Brushes are some of the most expensive items we use and here are some tips to make them last longer.
- Dry the brushes facing downward, so liquid doesn't run into the ferrule. Here is a device I found in an art magazine and built for my studio. These are simple springs from the hardware store, attached to a small board with a glue gun. I then attach the board in my studio, usually on the end of a rolling cart, and I have a multi-width brush holder. For wide brushes, I drill a small hole in the handle and hang it from a wire hook added to the spring. A photo is on the right.
I used two sizes of springs, one for narrow brushes and one for slightly wider. The beauty is brush handles are tapered so you just insert the brush handle and then pull upward until it is fairly tight. I've been using the same artificial brushes for my water soluble oils for several years and they still work like brand new.
- Another tip is to use a good brush cleaner. I really like the Masters Brush Cleaner. It comes in several sizes with the large 24 oz. size being the best value. You just use water and rub on some cleaner and rinse. It even works for brushes you left to dry accidentally. Just rub the cleaner in and let it work for a few hours.
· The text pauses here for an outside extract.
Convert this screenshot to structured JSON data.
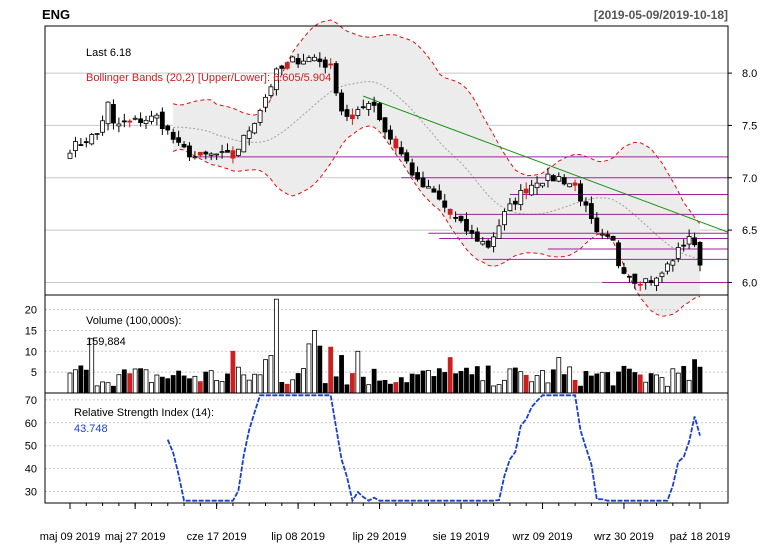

- While working with your brushes, it's best not to store them upright, as the paint and medium runs into the ferrule. I sit when painting outdoors (gotta save my legs for racewalking. LOL.) so I use a slotted brush holder lying down next to me on a cloth. The brushes then won't roll around. Part of this tip is to use a brush for each major color group to save cleaning, as you can just lightly wipe the brush to go to the next similar colors. I tear up old T-shirts to use as wipe rags, then cyle them through as they dry to reuse. Here is a photo of my brush holder. You can just cut grooves in any piece of wood or find anything else with slots to use.
- Having been painting for a long time, with many media, I've collected a lot of brushes. Here is a storage idea I built from plywood that I use in my studio, on my workspace. It's stepped so I have smaller items on the left, and taller items on the right, with "normal" brushes in the middle. It's OK to store dry brushes upright like this.